Namun, aktivitas di Lapangan Migas Sukowati Pad B tersebut terhambat karena sejumlah warga sekitar Desa Ngampel, Kecamatan Kapas, Bojonegoro melakukan penghadangan terhadap aktivitas proyek negara itu.

Warga menghadang moving rig tersebut lantaran dana tali asih yang sebelumnya disepakati tak kunjung dicairkan oleh pihak JOB P-PEJ.

Pudjianto, Kepala Desa Ngampel, mengatakan bahwa program tali asih itu sudah disepakati sejak 22 November 2013 silam. Bahkan, kesepakatan itu juga diketahui Kapolres Bojonegoro saat itu, yakni AKBP Ady Wibowo. 

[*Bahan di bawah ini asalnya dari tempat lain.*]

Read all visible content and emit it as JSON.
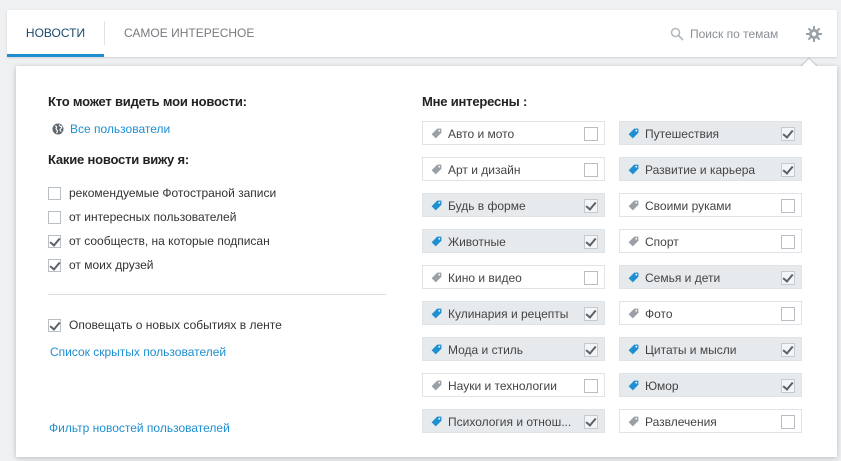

Pudjianto pun menuding JOB P-PEJ mengingkari kesepakatan. Ia menganggap alasan JOB P-PEJ belum mencairkan dana tali asih karena belum adanya data tagihan hanyalah mengada-ada. 

"Itu kan hanya alasan, intinya kami minta segera dibayar program tali asih tersebut," tegas Pudjianto.

Sementara data terakhir Kementerian Energi dan Sumber Daya Mineral (ESDM) menyebutkan, jumlah produksi minyak bumi nasional sekitar 830 ribu barel per hari pada kuartal pertama, Januari - Maret 2016. Sedangkan kebutuhan minyak bumi nasional mencapai mencapai 1,25 juta barel per hari (bph). Sehingga negara masih memiliki defisit minyak dan gas bumi (migas).

Menurut Akbar, jika kegiatan moving rig tidak diizinkan, maka artinya negara akan kehilangan kesempatan untuk meningkatkan produksi minyak nasional dan berdampak pada penerimaan negara APBN. "Karena produksinya akan terhambat," katanya, Senin (22/8).

Kerugian itu timbul dari sewa rig dan pekerjaan produksi. Menurut Akbar, potensi kerugian negara untuk sewa rig per hari di luar manpower (sumber daya manusia/tenaga kerja) dan fuel estimasi berkisar antara Rp 70 juta hingga Rp 80 juta.

"Itu belum kerugian di luar tenaga kerja dan fuel estimasi yang harusnya bisa diproduksi," jelasnya.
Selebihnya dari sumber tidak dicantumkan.